November 20, 2017
But many in Israel were determined and resolved in their hearts not to eat anything unclean; they preferred to die rather than to be defiled with unclean food or to profane the holy covenant; and they did die. 1_Mc_1:10-63
As Jesus approached Jericho a blind man was sitting by the roadside begging, and hearing a crowd going by, he inquired what was happening. They told him, “Jesus of Nazareth is passing by.” He shouted, “Jesus, Son of David, have pity on me!” The people walking in front rebuked him, telling him to be silent, Lk_18:35-43
Obedience, usually, can do two things for us. It can keep us out of trouble, and sometimes it can actually bring us reward as well. And yet obedience also requires a certain amount of discernment.
A child might be ordered by his parents to stay in to do his homework. While at the same time he might be ordered by an older sibling to go out and play ball. Playing ball would be fun compared to doing homework. But not doing homework might get the child in worse trouble with his parents and his teachers than not playing ball.
So he has to discern which order he should be obedient to. If he chooses wisely, even though the disappointment of his older brother might hurt him in the short-run, his obedience to his parent’s and his teacher’s orders, would, in the long-run, bring him the greater reward. It’s not always an easy decision for a kid.
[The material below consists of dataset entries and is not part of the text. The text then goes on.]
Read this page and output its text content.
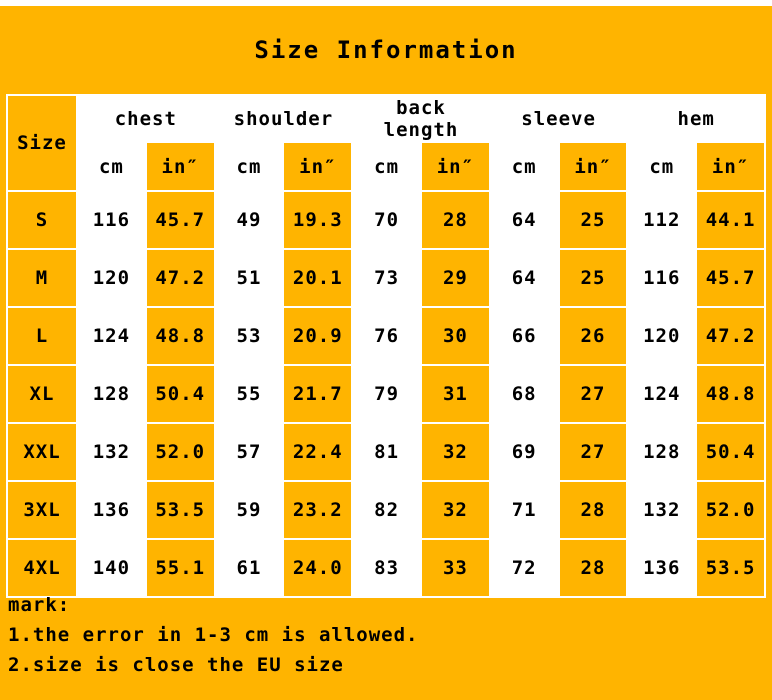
Size Information
Size	chest		shoulder		back length		sleeve		hem	
	cm	in″	cm	in″	cm	in″	cm	in″	cm	in″
S	116	45.7	49	19.3	70	28	64	25	112	44.1
M	120	47.2	51	20.1	73	29	64	25	116	45.7
L	124	48.8	53	20.9	76	30	66	26	120	47.2
XL	128	50.4	55	21.7	79	31	68	27	124	48.8
XXL	132	52.0	57	22.4	81	32	69	27	128	50.4
3XL	136	53.5	59	23.2	82	32	71	28	132	52.0
4XL	140	55.1	61	24.0	83	33	72	28	136	53.5
mark:
1.the error in 1-3 cm is allowed.
2.size is close the EU size
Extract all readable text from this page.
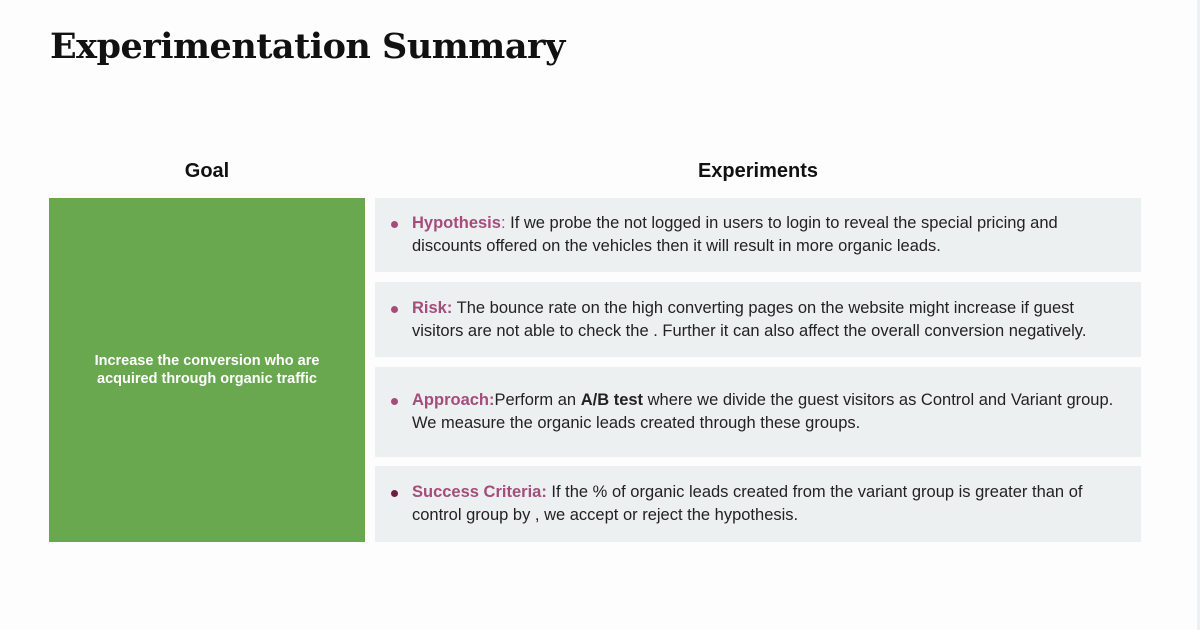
Experimentation Summary
Goal	Experiments
Increase the conversion who are acquired through organic traffic

Hypothesis: If we probe the not logged in users to login to reveal the special pricing and discounts offered on the vehicles then it will result in more organic leads.

Risk: The bounce rate on the high converting pages on the website might increase if guest visitors are not able to check the . Further it can also affect the overall conversion negatively.

Approach:Perform an A/B test where we divide the guest visitors as Control and Variant group. We measure the organic leads created through these groups.

Success Criteria: If the % of organic leads created from the variant group is greater than of control group by , we accept or reject the hypothesis.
As adults we’re called to make this kind of discernment every day. And sometimes, like the child in our example, those decisions can be pretty tough.
Today we hear two examples of obedience decisions. The blind man in the Gospel, knew in his heart that Jesus had the ability to heal him. He also knew that it would take some courage, and a loud voice, to get the attention of Jesus. And yet, there was that other order: “To be quiet!”
Did he follow his gut instinct, knowing that this might be a once in a lifetime chance to be healed? Or did he obediently, quiet himself down?
You know, sometimes obedience to our faith takes quite a bit of courage. And sometimes, we might even get a little mud in our faces. But the reward for following God’s orders will always outweigh the alternatives. And for the blind man, gaining his sight was a good example of being rewarded for the right choice.
Then, on the other hand, all week we will hear the stories of a different kind of obedience in our Readings from the Book of Maccabees. Here, it wasn’t the parents, nor the teachers who were in the right. Here it was the older brother . . .
Because the authorities, the wicked King Antiochus Epiphanes and the world, who seemed to be following him, were making orders that were plainly set against the Orders of God.
And the faithful Jews, who refused to follow the Kings’ orders, for obedience to God instead, were suffering and dying for their right choice.
Sometimes obedience just doesn’t come easy, brothers and sisters. It didn’t for Jesus. And it doesn’t for us!
But the Reward is well worth it!
And the strength to make those tough choices comes from our prayers for one another and our Love for our God.
Today, let’s make a point to keep each other in prayer and never forget the strength that the Holy Spirit will give us as we obediently follow the Light of Jesus.